SpaceX crew launch marks 600 space travelers in 60 years

Wednesday night, a SpaceX rocket launched four astronauts into orbit, including the 600th person to reach space in the last 60 years.

The flight was repeatedly delayed just two days after SpaceX returned four other astronauts from the International Space Station. They were supposed to be up there to greet the newcomers, but NASA and SpaceX decided to change the order based on Monday’s ideal recovery weather in the Gulf of Mexico.

“It was a fantastic ride, better than we could have hoped for,” mission commander Raja Chari said after the spacecraft entered orbit.

According to NASA, Matthias Maurer of Germany claimed the No. 600 position based on his mission assignment. He and his three NASA crewmates should arrive at the space station in less than 24 hours, despite being more than a week late.

One of the astronauts — NASA won’t say which one — was forced to withdraw from the mission last week due to an undisclosed medical issue. According to NASA, the crew member has fully recovered. Officials will not say whether it was an illness or an injury, but they will say it was not COVID-19.

The weather also played a role in their flight delays.

It was raining when the four astronauts said their goodbyes to their families on Wednesday night, and they were holding umbrellas over their heads. Weather forecasters predicted that the weather would improve, and it did.

The 600 travelers range from those who have only just touched down in space, such as actor William Shatner last month, to US and Russian astronauts who have spent a year or more in orbit. This year’s surge in space tourists helped push the total past 600.

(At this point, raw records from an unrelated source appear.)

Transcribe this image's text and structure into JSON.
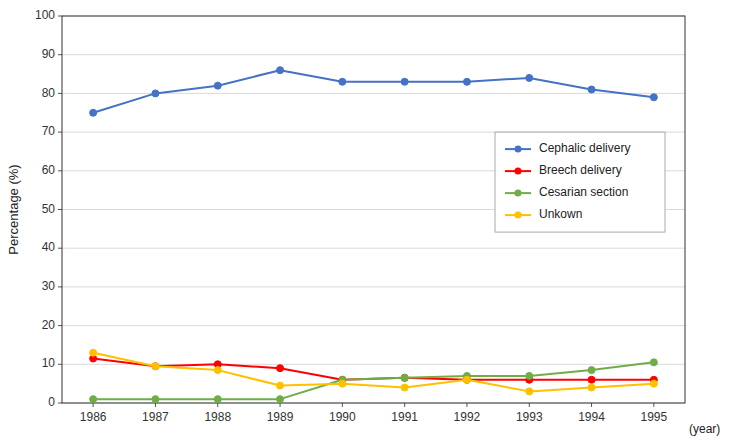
{
  "chart_data": {
    "type": "line",
    "y_label": "Percentage (%)",
    "x_label": "(year)",
    "x": [
      1986,
      1987,
      1988,
      1989,
      1990,
      1991,
      1992,
      1993,
      1994,
      1995
    ],
    "xlim": [
      1985.5,
      1995.5
    ],
    "xticks": [
      1986,
      1987,
      1988,
      1989,
      1990,
      1991,
      1992,
      1993,
      1994,
      1995
    ],
    "ylim": [
      0,
      100
    ],
    "yticks": [
      0,
      10,
      20,
      30,
      40,
      50,
      60,
      70,
      80,
      90,
      100
    ],
    "grid": "y",
    "legend": "right",
    "marker": "circle",
    "line_style": "solid",
    "series": [
      {
        "name": "Cephalic delivery",
        "color": "#4472C4",
        "values": [
          75,
          80,
          82,
          86,
          83,
          83,
          83,
          84,
          81,
          79
        ]
      },
      {
        "name": "Breech delivery",
        "color": "#FF0000",
        "values": [
          11.5,
          9.5,
          10,
          9,
          6,
          6.5,
          6,
          6,
          6,
          6
        ]
      },
      {
        "name": "Cesarian section",
        "color": "#70AD47",
        "values": [
          1,
          1,
          1,
          1,
          6,
          6.5,
          7,
          7,
          8.5,
          10.5
        ]
      },
      {
        "name": "Unkown",
        "color": "#FFC000",
        "values": [
          13,
          9.5,
          8.5,
          4.5,
          5,
          4,
          6,
          3,
          4,
          5
        ]
      }
    ]
  }
}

Since Yuri Gagarin’s pioneering flight in 1961, this has averaged out to 10 people per year, according to Maurer.

“But I think in a few years, we’ll see an exponential rise in that one because we’re now entering the era of commercial spaceflight,” he said.

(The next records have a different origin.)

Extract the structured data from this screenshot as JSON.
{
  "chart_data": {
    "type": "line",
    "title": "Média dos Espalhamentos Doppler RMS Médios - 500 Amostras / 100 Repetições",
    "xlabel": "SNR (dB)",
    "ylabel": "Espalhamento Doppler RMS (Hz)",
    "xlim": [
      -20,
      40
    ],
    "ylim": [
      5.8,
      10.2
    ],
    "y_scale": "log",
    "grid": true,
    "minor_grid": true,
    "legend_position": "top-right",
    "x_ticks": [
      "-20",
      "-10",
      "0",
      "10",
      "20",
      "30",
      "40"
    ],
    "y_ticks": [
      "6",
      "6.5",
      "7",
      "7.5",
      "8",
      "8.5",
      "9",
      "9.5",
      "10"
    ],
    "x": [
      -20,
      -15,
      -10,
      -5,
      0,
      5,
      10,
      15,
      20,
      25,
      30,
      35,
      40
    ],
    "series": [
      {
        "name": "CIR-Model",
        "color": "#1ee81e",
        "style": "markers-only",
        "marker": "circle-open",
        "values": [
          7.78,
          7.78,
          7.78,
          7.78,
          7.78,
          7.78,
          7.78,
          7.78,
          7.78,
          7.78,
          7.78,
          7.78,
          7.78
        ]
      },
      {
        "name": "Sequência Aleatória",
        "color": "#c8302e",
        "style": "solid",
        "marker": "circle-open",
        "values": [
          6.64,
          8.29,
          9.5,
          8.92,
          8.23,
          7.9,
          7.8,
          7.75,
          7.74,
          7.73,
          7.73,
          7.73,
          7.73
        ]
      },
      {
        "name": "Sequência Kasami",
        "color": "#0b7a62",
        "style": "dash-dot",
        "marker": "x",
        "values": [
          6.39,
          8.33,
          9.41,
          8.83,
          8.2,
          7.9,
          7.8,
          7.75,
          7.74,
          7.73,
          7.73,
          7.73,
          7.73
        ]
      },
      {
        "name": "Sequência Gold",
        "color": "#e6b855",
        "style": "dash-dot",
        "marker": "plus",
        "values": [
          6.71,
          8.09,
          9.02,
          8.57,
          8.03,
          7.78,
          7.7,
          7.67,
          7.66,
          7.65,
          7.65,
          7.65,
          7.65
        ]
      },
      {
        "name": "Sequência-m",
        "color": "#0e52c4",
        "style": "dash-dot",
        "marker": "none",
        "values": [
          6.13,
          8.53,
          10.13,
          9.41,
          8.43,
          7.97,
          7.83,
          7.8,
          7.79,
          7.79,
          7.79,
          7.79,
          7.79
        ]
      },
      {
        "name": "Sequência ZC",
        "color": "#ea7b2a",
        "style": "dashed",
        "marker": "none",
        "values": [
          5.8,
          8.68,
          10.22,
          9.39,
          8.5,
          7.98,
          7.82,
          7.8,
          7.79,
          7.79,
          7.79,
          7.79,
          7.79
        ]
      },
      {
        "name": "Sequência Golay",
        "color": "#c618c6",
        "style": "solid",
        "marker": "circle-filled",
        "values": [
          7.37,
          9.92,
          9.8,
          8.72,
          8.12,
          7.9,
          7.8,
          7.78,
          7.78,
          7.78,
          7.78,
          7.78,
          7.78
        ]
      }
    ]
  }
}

The crew launch was SpaceX’s fourth for NASA in 1 1/2 years, as well as the company’s fifth passenger flight overall — a charter flight for four people that bypassed the space station. The toilet in the Dragon capsule leaked during its three days in orbit in September, necessitating a quick redesign of the flushing system in the newest capsule, dubbed Endurance by its crew.

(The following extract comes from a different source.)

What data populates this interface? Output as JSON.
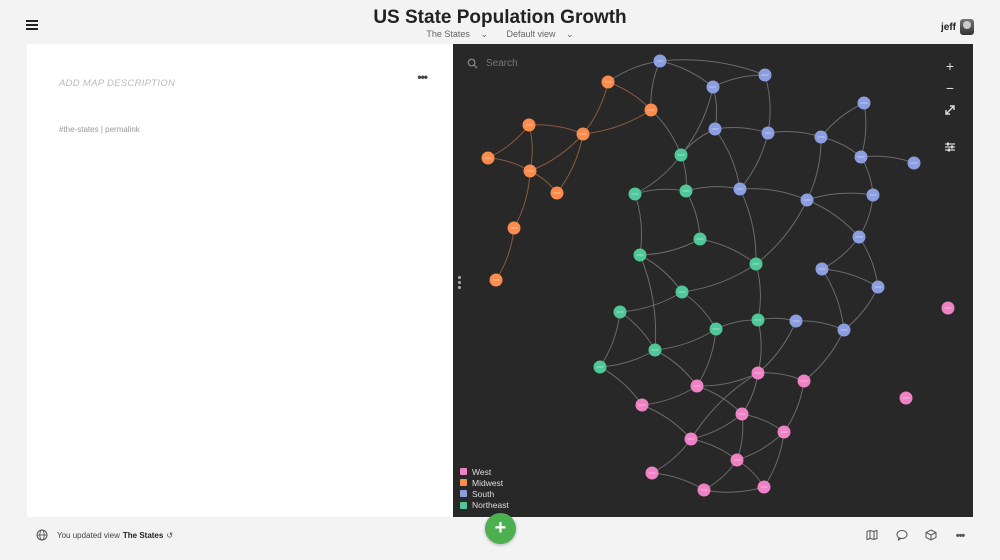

After a shaky parachute during Monday’s descent, SpaceX engineers scrutinized the data before approving Wednesday’s launch. According to SpaceX officials, one of the four chutes opened more than a minute late, a problem seen in testing and well within safety limits.

Mauer is one of the crew’s three newcomers. When he first applied to be an astronaut with the European Space Agency, the 51-year-old was a finalist. Encouraged, he quit his research job at a medical company to join the space agency as an engineer, and he was selected as an astronaut in 2015.

Also on board:

— Raja Chari, 44, is an Air Force colonel and the first space rookie in decades to lead a mission to orbit for NASA. A test pilot from Cedar Falls, Iowa, Chari accumulated more than 2,500 hours in fighter jets, including combat missions in Iraq.

— Dr. Thomas Marshburn, 61, will be the oldest person to live aboard the space station and perform a spacewalk. Born in Statesville, North Carolina, he pursued a career in emergency medicine, then joined NASA in 1994 as a flight surgeon. This is his third trip to the space station.

— Kayla Barron, 34, a Navy lieutenant commander from Richland, Washington. She was among the first women to serve as submarine warfare officers. Added to the flight in May, she’s No. 601 in space.

During their six-month stay at the station, they will host two groups of tourists. A Russian film crew recently spent two weeks filming at the station.

The new crew will join three station residents: two Russians and NASA’s Mark Vande Hei, who turned 55 on Wednesday.

Before the launch, NASA tweeted, “NASA and @SpaceX are lighting a big candle in the sky for you tonight.”